Omar Messallah, the PLO observer at UNESCO, claimed that “the principle” of admission “has been accepted, but a matter of timing and opportunity forces us to postpone the debate.”

The reported compromise reached here appears to end the PLO’s recent campaign for admission, with full sovereign rights, into several U.N. agencies.

The campaign was intended to gain respectability for the PLO and international recognition for the independent Palestinian state proclaimed by the Palestine National Council in Algiers last November.

That effort has been frustrated by the United States.

The UNESCO compromise reportedly was hammered out with the active assistance of the United States, which quit UNESCO in 1985. The Americans made clear that admission of the PLO would kill chances of their ever returning.

UNESCO, headquartered here, had been a major target of the PLO’s diplomatic efforts.

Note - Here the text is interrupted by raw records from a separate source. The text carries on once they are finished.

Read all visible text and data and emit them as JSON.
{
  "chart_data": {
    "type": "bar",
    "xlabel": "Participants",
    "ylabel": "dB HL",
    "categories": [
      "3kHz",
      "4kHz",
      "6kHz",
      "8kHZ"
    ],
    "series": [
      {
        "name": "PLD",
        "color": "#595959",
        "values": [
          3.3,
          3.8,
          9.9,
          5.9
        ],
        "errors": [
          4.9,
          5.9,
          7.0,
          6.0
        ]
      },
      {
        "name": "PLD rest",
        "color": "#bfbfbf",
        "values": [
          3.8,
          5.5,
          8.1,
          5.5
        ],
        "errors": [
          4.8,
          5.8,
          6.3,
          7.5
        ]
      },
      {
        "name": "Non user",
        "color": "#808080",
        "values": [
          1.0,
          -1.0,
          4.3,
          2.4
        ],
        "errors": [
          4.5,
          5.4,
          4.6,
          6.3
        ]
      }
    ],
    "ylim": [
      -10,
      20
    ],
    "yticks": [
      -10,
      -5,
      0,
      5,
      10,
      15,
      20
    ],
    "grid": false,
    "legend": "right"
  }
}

Seven member states — Algeria, Egypt, Indonesia, Mauritania, Nigeria, North Yemen and Senegal — petitioned UNESCO’s 51-member executive council to recommend admission of the “Palestinian state” to the General Conference, the agency’s equivalent of the U.N. General Assembly. It will convene here in October.

U.S. PLAYED INFLUENTIAL ROLE

The executive council was to examine the request on June 19. It is now likely to examine and adopt the compromise resolution, which is fully backed by the UNESCO director general, Federico Mayor Zaragoza.

The text of the resolution recommends “closer collaboration between Palestine and UNESCO.” But it is not clear if the text provides for admission of the undefined entity called “Palestine” as a member.

Diplomatic sources said that matter would come up for interpretation at the next session of the executive council in September.

Israeli officials said they believe the promised cooperation would fall far short of membership. Moreover, it would entitle “Palestine,” not the PLO or a state of Palestine, to participate more actively in UNESCO’s cultural activities, they said.

The United States, which maintains observer status at UNESCO, wields considerable influence because of the chance that it might rejoin the organization and make a substantial contribution to its budget.

In recent weeks, John Bolton, the U.S. deputy secretary of state in charge of international organizations, advised Mayor and other UNESCO leaders that rejoining would not be possible if the PLO is admitted.

A U.S. threat to suspend its assessed and voluntary contributions to the World Health Organization had a similar impact on the World Health Assembly when it convened in Geneva last month with a PLO request for admission on the agenda. The assembly decided on May 12 to defer the matter for one year.

The International Telecommunications Union, meeting in Nice last week, avoided debate on a resolution calling for the admission of the PLO and the expulsion of Israel. American intervention was believed responsible.